Attilio Giuseppe*, Pragmatismo Político
Um dos acontecimentos que gera dilemas internos num torcedor de futebol é ser esbofeteado, com enorme frequência, pela realidade. Não me refiro a admitir a verdadeira qualidade de sua esquadra, mas sim, a verdade dos resultados conquistados, ou perdidos, dentro das quatro linhas.
Os comentaristas querem nos convencer, ou a eles mesmos, que os erros de arbitragem acontecem aleatoriamente, como raios que caem em lugares diversos, sem escolher o próximo alvo de maneira premeditada. Basta uma rápida verificação histórica para desconfiar, que certos clubes, em momentos chaves de suas trajetórias foram alvos repetidos das descargas elétrica que caem do céu.
O que faz o fanático? Não aceita, afinal de contas, como pode gostar tanto de algo que não permite surpresas? Como amar tanto, quem não aceita o imponderável? Como perder noites de sono, por algo que precisa ser finalizado aceitando uma verdade apenas? Isto dói, dói demais. A pessoa se sente bestializada, controlada, movimentada, e pior do que isto tudo, ela não larga a paixão. Quase o mesmo que ser traído frequentemente, mas não conseguir parar de amar.
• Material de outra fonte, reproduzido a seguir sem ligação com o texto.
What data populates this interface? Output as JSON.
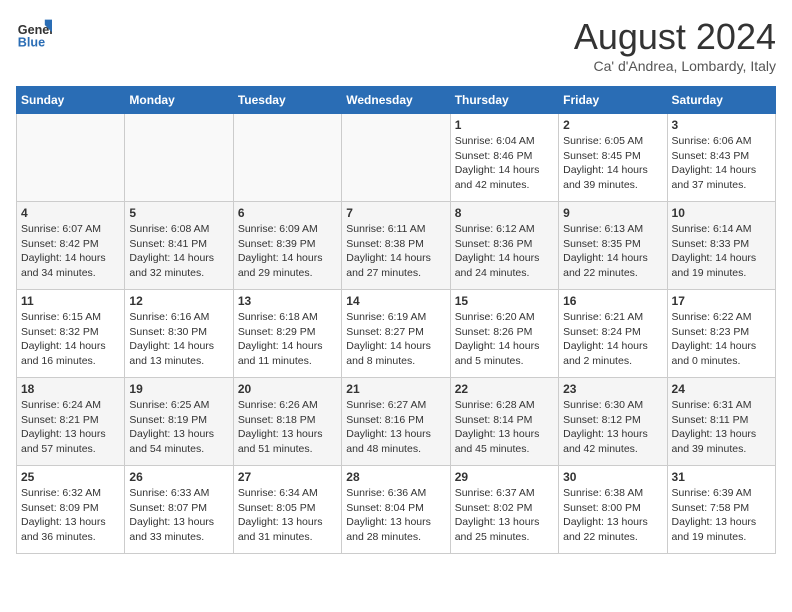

Posto este raciocínio, sinto o mesmo ao acompanhar a política. Vez por outra surgem depoimentos, documentos, relatos, testemunhas, que afirmam e comprovam a manipulação de acontecimentos, por “fatores externos”. Há um “dedo de Deus”, onipresente, onipotente, um primeiro motor imóvel, que surge misteriosamente, age, movimenta e depois silencia. Ele sempre move, jamais é movido. Ele sempre age, jamais sofre ações. Ele sempre invade, jamais é invadido (num sentido territorial mais restrito). Ele depõe governos, elabora e financia manifestações, controla preços, quebra empresas, elimina opositores, angaria aliados. Ele controla, jamais é controlado. Ele explora, jamais é explorado. Ele monopoliza, jamais sofre concorrência. Ele faz quebrar, mas jamais fica falido. Ele pode errar e será socorrido. Ele pode falhar e será resgatado. Pode governar, mas jamais receberá votos. A mão dele é tão onipresente, que torna-se “invisível”, pelo menos aos nus olhos dos que creem na livre e espontânea sucessão de fatos. Ao desconfiar, você se transforma num conspirador, louco, incrédulo. Te falta esperança, te falta fé, te falta otimismo. Você não passa de um desagradável e aguado companheiro de conversas. Você foge à regra e justamente por isto, obviamente está errado. Você é o único que não percebe o nível de elucubração que seu cérebro alcançou. Isto é doentio meu camarada. Você vai ficar doente da cabeça. Você passa a ser visto como alguém que fugiu da realidade, logo no momento em que você não se escondeu dela. Quanta ironia.
E aí vem o grand-finale: você não acredita mais nas manifestações. Não na espontaneidade delas (tudo bem, disto você também desconfia em inúmeras vezes), mas sim, na praticidade e resultados que elas, as pacíficas, alcançarão. Você não crê mais que vai mudar o curso da História e sabe por quê? Ela já está escrita, mesmo antes de virar História. Já dizia um velho sábio, mais ou menos assim: “sem luta não há mudanças”. Sem luta haverá apenas continuações. Nenhum caminho altera seu destino, sem curvas. Na ausência do rompimento, do inesperado, do imponderável, de uma força incontrolável, pode ter certeza, que você estará apenas assistindo mais uma partida de futebol.
*Attilio Giuseppe é historiador, professor e colaborou para Pragmatismo Político.